A version for the Neo Geo Pocket Color was later released in North America in 1999. The NGPC version features cartoonish, less detailed graphics compared to the Neo Geo version which had partially digitized sprites and realistic art. This version was later re-released as part of Neo Geo Pocket Color Selection Vol. 1 in 2021.

Although improved for the Neo Geo platform, the game is in many ways similar to Major Title 2: Tournament Leader by Irem. This was because the game was programmed by a group of former Irem employees who had already worked on Major Title 2.

==Gameplay==

Arcade version screenshot

The game is a fast-paced, arcade-style golf game. Players choose from two game modes, stroke play for one or two players, and match play for two players only.

Competing on one of four fictional golf courses located in the United States, Japan, Australia and Germany, players choose from one of six players with different attributes:

Unlike many golf games of the era which used a two-click swing system to determine the hook or slice of the ball, Neo Turf Masters uses a single click for the power of the shot, and a second for the height of the shot; hook and slice are selected with buttons B and C before making the shot.

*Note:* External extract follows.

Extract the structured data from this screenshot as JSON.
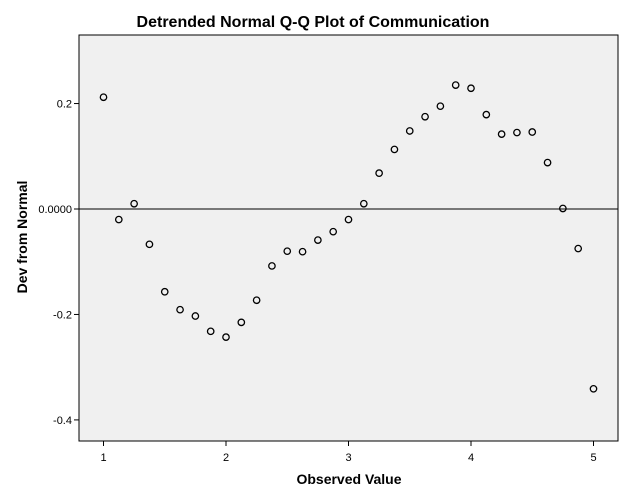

This makes the game much easier to pick up and play than its more technically demanding contemporaries, but it compensates for this reduced difficulty with fiendish (if somewhat unrealistic) course layouts and highly variable wind.

==Reception==
In Japan, Game Machine listed Neo Turf Masters as the twelfth most-successful arcade game of March 1996.

IGN gave the Virtual Console release of the game 7.5 out of 10 stating "If you're the type of gamer who appreciates SNK's arcade style and can jibe with the idea of juiced-up, high-speed golf, Neo Turf might be well worth your 900 Wii Points".